However, the Tesla and SpaceX CEO is far from achieving his own publicized philanthropic goals.
According to David Beasly, the executive director for the UN World Food Programme, it would take $6 billion to solve world hunger. Beasly said in a CNN interview that billionaires, such as Amazon founder Jeff Bezos and Tesla founder and CEO Elon Musk, can offer a “one-time donation” that can save 42 million people suffering from famine.
Due to the director’s remarks in last month’s interview and his Tweet, which read, “congratulations to @elonmusk for passing up @JeffBezos as the world’s richest person—worth a whopping $221B! Elon, to celebrate, I’m offering you a once in a lifetime opportunity: help us save 42M people from starvation for just $6.6B!! Offer expires SOON.. and lives do too.”
In response to Beasly’s Tweet, Musk offered $6 billion in Tesla stock required to save people from starvation. However, it comes with one condition: the UN describes precisely how the funds will be used.
On Sunday, Musk claimed he was ready to sell the stock at the moment of the Twitter exchange. “If [the World Food Programme] can describe on this Twitter thread exactly how $6B will solve world hunger, I will sell Tesla stock right now and do it,” Musk posted. “But it must be open source accounting, so the public sees precisely how the money is spent.”

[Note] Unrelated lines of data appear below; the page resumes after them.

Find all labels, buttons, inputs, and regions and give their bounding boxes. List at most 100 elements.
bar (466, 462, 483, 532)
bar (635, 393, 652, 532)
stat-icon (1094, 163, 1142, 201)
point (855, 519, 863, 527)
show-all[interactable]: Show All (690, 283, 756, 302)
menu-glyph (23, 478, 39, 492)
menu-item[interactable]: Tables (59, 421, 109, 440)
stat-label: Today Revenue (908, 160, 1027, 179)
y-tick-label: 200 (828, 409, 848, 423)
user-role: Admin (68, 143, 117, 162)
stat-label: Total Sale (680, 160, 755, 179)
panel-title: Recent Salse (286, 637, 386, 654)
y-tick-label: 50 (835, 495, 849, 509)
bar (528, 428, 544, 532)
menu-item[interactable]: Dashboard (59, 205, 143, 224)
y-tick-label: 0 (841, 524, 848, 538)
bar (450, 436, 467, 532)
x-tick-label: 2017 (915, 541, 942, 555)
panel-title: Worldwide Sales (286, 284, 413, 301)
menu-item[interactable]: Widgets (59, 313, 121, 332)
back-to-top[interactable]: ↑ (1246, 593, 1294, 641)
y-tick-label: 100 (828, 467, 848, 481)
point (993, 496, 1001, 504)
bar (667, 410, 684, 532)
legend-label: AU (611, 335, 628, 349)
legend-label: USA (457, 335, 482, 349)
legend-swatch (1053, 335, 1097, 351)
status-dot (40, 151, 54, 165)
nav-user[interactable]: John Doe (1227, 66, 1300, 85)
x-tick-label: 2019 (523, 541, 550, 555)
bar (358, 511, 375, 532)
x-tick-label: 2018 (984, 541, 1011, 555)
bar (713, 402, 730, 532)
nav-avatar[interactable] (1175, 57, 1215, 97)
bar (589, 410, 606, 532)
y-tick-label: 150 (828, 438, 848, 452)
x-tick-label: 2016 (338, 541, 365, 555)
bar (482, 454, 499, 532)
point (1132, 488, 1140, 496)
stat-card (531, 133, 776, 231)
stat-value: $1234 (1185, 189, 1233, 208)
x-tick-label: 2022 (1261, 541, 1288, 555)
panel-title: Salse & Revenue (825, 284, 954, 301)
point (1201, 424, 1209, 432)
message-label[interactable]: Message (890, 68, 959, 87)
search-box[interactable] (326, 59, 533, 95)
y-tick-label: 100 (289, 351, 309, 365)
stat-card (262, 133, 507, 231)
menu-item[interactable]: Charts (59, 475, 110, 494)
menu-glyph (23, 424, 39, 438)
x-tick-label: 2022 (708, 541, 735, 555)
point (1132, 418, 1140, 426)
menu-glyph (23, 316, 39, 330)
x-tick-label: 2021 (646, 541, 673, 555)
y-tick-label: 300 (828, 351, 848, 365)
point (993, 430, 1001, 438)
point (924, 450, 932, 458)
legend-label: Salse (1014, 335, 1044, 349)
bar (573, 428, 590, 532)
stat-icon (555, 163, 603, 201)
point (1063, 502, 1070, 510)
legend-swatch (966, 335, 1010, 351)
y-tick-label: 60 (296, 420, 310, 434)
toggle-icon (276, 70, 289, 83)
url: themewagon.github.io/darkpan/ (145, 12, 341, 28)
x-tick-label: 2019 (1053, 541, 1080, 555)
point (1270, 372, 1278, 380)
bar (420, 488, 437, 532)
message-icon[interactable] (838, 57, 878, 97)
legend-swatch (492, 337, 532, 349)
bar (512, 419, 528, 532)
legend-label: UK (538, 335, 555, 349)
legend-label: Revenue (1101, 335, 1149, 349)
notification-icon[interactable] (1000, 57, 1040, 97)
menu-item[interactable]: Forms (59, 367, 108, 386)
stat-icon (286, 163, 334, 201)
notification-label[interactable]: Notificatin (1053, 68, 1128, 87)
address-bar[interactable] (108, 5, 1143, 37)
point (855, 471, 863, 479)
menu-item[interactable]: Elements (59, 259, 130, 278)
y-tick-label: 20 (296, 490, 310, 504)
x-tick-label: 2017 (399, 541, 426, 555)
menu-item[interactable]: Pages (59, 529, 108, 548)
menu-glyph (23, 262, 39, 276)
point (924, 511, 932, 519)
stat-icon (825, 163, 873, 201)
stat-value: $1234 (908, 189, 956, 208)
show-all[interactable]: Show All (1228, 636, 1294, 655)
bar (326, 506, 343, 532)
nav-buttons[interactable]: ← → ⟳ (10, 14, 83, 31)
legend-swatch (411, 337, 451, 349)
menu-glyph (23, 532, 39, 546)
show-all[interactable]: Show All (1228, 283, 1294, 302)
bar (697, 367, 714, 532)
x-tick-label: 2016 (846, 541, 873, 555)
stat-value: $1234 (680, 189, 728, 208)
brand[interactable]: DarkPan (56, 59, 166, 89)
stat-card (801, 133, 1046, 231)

But how philanthropic has the tech mogul been in recent years?
When he was worth only $2 billion, Musk signed the Giving Pledge nine years ago. The initiative, set up by Bill and Melinda Gates and Warren Buffet, offers the world’s richest a “moral commitment” to giving most of their wealth to charitable causes—during their lives or in their wills. Other pledgers include British business magnate Richard Branson and the late hotelier Barron Hilton.
Today, Forbes estimates Musk’s net worth to be close to $300 billion, making him the world’s richest man in history. Given that the Giving Pledge is not legally binding, it’s still up to the 50-year-old if he’ll follow through with giving away at least half of his fortune.
More to give
So far, in the first quarter of the year, his charity initiatives include donations to Texan schools, food banks, online educational platform Khan Academy, and COVID researchers, which all add up to $150 million.
In addition, he’s donated more than $25 million to his initiative, the Musk Foundation, which supports research of renewable energy, human space exploration, and pediatric science.
In a piece on Musk’s philanthropic activities by Forbes, his spokesperson says that an added $75 million was given to two “donor-advised funds” through his foundation. These funds were described as “philanthropic bank accounts” as there’s no need to commit to annual distributions and public disclosure.
“It’s clear that if Musk really wants to meet his Giving Pledge promise, he has his work cut out for him,” writes Forbes wealth reporter Hayley C. Cuccinello in the same article. “To give away half of his $68 billion fortune, Forbes calculated for The Forbes 400 list; he’d have to give away $2.3 million per day for the next 40 years.”
However, in another Tweet dated back to June 2018, Musk said that his donations are anonymous. The post responded to a Twitter user saying that he’d love to know more about Musk’s foundation’s deeds.
Perhaps, to meet his publicized charity goals and prove that he’s sharing more, the chief designer of SpaceX can rethink his inclination to philanthropic anonymity.